For colors, I don't know how to turn colors into numbers.  They seem irreducibly categorical to me.  Maybe a physicist would tell us that we could arrange them in the order they are on the spectrum, but I still think that's too much of a reach.  I couldn't really show this to an audience while keeping a straight face, so I would not do this.
answered Mar 21, 2019 by Platinum (90,575 points)
Ok, I was expecting that, but I wanted to be sure. Of course its always an issue to "guarantee" the equidistance, but I also think that in this case someone can do that.

Respectively the situation of the nominal variable "colors" I still wonder if there is a comfortable way to handle this. Just to think loud: Would it be possible to somehow calculate an individual "mean" of the part-worth utilities of the attribute "colors"? Of course the level oriented information would be lost but however if I need to only have an individual utility for the variable itself (and not for each level) is there a way to calculate this (maybe in post processing)?.
Sorry, Boris, I just don't wee how what you want to do would make sense. The mean of the color utilities will be zero because of the way it is coded.  I do not know of a sensible way to do what you want in post-processing, either.
Hey Keith
Thats true. When I wrote that post, I forgot that they sum up to zero. Sorry for that.

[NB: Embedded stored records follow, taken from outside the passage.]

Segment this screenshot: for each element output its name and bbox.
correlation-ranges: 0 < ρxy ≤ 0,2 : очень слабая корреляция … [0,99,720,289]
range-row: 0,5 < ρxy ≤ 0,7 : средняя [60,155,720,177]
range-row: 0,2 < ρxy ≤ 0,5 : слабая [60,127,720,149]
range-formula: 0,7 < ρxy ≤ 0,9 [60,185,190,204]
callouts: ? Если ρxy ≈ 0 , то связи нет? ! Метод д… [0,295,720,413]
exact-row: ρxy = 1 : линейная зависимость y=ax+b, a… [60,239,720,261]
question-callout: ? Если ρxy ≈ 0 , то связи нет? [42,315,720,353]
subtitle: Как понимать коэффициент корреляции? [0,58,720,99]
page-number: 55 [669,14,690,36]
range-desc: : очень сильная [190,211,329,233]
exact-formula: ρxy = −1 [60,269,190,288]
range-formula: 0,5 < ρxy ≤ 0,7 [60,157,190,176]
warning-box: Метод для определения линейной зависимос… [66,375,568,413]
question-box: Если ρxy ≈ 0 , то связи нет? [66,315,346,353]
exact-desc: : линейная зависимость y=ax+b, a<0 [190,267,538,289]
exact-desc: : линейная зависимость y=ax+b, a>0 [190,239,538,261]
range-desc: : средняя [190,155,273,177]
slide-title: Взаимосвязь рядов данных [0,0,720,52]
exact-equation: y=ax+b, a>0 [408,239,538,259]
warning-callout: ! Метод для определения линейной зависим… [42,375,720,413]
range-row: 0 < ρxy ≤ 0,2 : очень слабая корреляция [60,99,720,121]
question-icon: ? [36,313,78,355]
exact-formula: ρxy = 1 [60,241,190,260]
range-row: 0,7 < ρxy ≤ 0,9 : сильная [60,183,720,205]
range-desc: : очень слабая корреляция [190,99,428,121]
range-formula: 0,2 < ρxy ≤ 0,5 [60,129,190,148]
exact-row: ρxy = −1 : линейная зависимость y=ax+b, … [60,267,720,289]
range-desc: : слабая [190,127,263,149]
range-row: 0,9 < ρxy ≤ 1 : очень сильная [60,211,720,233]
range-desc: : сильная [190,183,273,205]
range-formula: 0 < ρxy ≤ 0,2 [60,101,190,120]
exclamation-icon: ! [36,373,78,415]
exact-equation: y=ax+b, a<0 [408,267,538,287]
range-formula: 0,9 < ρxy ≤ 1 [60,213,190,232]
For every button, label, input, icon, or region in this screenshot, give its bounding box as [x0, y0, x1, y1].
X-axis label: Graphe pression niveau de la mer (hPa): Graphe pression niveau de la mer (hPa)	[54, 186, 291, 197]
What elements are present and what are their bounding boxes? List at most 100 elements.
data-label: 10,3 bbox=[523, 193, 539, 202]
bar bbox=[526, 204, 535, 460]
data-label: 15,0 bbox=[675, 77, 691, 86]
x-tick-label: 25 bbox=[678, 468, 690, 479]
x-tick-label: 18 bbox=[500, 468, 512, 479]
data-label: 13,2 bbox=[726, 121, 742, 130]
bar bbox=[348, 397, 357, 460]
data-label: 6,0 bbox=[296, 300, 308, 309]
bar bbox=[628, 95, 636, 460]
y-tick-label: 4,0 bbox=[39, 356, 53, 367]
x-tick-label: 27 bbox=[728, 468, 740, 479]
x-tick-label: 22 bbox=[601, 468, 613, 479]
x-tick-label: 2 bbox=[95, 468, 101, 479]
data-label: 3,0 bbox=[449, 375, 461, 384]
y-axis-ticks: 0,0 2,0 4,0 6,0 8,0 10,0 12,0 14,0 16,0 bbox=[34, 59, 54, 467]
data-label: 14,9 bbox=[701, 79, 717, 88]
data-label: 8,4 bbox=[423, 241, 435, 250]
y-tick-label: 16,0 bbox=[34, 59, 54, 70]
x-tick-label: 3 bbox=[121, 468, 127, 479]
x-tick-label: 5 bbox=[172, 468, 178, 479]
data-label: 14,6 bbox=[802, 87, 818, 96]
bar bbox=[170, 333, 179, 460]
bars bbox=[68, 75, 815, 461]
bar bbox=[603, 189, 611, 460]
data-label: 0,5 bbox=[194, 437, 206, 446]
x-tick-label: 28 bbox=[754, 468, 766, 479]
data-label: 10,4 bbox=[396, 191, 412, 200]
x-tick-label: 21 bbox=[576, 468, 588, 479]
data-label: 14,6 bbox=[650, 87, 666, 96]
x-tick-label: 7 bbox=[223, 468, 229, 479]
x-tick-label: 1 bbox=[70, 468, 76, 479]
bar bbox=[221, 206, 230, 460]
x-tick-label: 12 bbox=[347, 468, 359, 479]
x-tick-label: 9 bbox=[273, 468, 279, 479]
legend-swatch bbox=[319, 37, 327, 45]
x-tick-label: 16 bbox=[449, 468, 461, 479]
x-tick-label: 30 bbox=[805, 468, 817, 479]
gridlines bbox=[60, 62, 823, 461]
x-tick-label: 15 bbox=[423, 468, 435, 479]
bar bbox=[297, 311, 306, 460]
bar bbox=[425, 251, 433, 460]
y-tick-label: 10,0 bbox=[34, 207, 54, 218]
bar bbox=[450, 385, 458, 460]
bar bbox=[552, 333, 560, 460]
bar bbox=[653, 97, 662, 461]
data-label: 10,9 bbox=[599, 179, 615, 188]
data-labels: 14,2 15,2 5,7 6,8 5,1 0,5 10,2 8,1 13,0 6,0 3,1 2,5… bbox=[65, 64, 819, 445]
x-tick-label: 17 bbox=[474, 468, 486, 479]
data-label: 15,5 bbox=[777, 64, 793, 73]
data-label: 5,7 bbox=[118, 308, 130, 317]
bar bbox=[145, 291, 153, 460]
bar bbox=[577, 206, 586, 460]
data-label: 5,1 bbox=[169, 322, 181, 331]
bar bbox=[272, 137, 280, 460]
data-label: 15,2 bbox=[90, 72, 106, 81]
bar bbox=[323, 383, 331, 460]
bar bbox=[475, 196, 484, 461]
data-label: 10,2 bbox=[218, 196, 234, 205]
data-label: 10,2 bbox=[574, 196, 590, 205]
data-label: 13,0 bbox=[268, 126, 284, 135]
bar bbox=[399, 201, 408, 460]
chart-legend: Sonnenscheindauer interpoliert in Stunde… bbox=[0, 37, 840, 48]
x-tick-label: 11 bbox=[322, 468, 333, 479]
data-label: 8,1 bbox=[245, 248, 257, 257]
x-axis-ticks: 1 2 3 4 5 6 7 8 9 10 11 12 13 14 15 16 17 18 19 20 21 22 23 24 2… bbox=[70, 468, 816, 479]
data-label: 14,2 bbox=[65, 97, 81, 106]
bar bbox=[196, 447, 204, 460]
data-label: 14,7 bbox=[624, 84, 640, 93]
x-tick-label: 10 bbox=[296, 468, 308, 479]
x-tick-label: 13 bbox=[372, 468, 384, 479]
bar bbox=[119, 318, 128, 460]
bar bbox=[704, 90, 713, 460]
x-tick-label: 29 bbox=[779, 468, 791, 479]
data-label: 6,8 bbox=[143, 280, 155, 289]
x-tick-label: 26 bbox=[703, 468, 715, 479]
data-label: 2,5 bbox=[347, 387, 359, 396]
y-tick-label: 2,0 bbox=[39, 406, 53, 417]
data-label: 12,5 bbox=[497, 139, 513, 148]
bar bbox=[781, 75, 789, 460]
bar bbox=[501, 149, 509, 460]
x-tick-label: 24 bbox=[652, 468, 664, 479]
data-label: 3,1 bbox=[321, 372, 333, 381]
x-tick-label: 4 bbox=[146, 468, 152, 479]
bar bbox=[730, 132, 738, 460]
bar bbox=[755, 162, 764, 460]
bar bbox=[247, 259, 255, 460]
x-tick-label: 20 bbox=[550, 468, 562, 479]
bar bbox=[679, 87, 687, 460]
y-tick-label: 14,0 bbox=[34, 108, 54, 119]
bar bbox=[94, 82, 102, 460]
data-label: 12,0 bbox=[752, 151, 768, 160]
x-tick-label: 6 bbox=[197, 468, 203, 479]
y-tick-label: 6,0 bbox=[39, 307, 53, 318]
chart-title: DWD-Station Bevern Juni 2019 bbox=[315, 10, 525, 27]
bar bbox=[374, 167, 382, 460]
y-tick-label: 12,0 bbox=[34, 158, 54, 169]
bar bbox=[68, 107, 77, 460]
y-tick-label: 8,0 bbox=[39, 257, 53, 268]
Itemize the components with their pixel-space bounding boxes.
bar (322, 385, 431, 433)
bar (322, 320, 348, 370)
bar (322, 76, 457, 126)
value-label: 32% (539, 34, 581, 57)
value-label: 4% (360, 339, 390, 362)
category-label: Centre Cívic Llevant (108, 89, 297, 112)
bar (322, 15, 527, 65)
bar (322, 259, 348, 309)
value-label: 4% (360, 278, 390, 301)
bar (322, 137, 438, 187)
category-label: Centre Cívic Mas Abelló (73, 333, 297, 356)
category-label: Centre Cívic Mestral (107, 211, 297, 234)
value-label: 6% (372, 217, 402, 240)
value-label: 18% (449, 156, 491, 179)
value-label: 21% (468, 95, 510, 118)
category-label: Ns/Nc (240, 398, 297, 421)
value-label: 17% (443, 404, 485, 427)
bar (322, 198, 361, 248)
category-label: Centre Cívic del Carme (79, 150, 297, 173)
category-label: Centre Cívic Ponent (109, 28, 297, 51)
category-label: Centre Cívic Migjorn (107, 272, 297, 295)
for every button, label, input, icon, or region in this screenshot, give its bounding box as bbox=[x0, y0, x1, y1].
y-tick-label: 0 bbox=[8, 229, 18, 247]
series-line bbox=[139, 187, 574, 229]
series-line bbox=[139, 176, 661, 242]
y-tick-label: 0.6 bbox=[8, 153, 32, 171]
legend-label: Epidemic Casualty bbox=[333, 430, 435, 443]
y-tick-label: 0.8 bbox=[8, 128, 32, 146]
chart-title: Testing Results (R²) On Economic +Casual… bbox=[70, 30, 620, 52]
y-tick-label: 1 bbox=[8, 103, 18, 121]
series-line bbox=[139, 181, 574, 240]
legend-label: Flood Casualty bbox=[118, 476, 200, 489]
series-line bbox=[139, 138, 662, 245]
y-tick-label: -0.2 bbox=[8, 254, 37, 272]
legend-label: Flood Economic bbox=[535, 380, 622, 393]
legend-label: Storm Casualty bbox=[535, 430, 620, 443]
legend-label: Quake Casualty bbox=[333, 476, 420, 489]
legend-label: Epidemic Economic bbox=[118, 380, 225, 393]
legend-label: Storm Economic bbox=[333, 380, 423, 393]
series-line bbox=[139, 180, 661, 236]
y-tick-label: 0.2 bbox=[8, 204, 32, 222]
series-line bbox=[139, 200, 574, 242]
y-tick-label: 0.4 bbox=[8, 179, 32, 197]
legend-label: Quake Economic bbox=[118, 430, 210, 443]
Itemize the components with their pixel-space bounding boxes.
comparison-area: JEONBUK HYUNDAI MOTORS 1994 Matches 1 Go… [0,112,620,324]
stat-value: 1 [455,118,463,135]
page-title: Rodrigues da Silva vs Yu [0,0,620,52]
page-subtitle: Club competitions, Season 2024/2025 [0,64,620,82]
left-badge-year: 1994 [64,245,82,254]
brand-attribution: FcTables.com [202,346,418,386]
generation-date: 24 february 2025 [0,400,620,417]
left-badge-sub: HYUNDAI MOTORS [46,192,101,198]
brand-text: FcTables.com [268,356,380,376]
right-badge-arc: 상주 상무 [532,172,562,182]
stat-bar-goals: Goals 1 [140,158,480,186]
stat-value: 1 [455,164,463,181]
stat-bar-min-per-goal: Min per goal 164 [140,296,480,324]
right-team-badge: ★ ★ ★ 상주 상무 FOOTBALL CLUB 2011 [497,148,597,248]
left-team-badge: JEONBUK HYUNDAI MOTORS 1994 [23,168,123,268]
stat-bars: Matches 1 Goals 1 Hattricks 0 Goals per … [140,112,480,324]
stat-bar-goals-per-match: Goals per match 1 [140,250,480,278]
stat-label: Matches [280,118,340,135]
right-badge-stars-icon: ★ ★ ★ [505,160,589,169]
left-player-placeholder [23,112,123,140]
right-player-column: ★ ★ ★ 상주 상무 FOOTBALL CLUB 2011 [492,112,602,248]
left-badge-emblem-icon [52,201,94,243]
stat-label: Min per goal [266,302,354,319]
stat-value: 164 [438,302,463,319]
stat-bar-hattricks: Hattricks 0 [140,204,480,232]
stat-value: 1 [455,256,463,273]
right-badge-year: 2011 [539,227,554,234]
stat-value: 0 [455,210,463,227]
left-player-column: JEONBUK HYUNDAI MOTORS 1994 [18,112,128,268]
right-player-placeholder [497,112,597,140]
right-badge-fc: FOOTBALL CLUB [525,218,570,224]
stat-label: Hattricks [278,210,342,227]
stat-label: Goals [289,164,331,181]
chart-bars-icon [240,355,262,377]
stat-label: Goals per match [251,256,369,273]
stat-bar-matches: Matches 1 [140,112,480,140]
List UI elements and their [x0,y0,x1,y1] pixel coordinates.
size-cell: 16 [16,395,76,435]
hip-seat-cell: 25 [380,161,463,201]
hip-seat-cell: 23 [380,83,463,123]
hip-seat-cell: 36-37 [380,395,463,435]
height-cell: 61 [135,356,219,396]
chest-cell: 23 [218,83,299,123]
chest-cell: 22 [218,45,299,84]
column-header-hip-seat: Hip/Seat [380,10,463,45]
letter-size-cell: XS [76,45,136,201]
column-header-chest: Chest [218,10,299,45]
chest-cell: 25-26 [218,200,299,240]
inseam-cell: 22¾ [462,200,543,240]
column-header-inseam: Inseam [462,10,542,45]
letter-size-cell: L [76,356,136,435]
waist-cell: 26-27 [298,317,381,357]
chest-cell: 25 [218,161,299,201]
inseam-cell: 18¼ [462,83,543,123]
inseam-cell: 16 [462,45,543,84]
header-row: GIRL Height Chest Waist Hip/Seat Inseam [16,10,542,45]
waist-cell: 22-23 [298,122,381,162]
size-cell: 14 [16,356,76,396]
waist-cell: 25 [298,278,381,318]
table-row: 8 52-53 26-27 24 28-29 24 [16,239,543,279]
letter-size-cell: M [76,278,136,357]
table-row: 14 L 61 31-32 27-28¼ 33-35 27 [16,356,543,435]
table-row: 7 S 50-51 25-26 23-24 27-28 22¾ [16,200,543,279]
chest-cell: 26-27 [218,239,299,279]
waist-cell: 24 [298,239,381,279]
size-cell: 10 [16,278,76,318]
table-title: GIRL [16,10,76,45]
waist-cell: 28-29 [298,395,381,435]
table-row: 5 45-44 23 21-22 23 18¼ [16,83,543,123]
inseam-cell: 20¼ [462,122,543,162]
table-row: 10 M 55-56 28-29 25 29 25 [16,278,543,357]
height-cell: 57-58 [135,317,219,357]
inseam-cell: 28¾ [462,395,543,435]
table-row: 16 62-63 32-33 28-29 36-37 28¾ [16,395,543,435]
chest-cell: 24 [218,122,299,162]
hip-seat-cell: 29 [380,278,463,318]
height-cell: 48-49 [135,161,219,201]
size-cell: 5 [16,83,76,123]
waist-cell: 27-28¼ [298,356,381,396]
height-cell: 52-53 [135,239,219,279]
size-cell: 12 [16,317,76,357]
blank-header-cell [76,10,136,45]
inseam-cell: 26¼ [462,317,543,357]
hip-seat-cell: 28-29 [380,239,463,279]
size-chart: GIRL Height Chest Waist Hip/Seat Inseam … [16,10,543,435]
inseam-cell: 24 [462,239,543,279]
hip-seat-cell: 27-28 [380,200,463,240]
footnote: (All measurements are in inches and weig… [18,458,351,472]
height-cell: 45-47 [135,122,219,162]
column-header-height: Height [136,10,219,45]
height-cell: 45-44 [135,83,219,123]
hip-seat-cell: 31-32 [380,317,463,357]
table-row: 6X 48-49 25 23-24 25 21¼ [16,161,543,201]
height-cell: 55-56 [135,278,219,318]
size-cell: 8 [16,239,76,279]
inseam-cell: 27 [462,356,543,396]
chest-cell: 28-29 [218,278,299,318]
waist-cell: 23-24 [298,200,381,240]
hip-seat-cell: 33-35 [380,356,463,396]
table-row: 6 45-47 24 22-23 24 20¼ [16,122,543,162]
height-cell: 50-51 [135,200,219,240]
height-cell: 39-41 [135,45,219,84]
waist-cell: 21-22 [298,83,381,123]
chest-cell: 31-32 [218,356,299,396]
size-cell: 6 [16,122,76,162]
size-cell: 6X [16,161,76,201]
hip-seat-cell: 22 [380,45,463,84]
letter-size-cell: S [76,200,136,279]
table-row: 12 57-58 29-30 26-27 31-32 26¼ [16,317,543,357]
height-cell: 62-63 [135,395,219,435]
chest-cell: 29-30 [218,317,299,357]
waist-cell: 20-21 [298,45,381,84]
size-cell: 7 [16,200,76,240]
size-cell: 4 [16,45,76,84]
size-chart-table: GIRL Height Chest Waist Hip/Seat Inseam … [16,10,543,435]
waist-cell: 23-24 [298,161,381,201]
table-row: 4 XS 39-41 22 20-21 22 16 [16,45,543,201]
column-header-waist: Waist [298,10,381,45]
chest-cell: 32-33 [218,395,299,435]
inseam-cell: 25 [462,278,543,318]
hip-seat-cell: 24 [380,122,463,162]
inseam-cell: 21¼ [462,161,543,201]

But let's stay within this thought experiment: what if colors (I dont really have this attribute but lets stick to it for now) could be clustered in e.g. warm colors (red and orange) and cold colors (blue and arctic). Is it legitim to assign the utilities of the 4 attribute levels (red, orange, blue, arctic) to 2 new attribute levels (warm, cold)? and if so, what would be the best way to do so? Just sum up the utilities, so that the total sum of warm/cold utilities sums up to zero again?
I would not do this by post-processing the data.  If I really believed I could replace 4 colors with two color categories, I would recode the design matrix so that the original 4 color variable because a 2-level color category variable.  Then I would test to see whether my simplification is warranted by running the -2 log likelihood test and seeing if having 4 colors provides a significantly better fit than having the 2 color categories.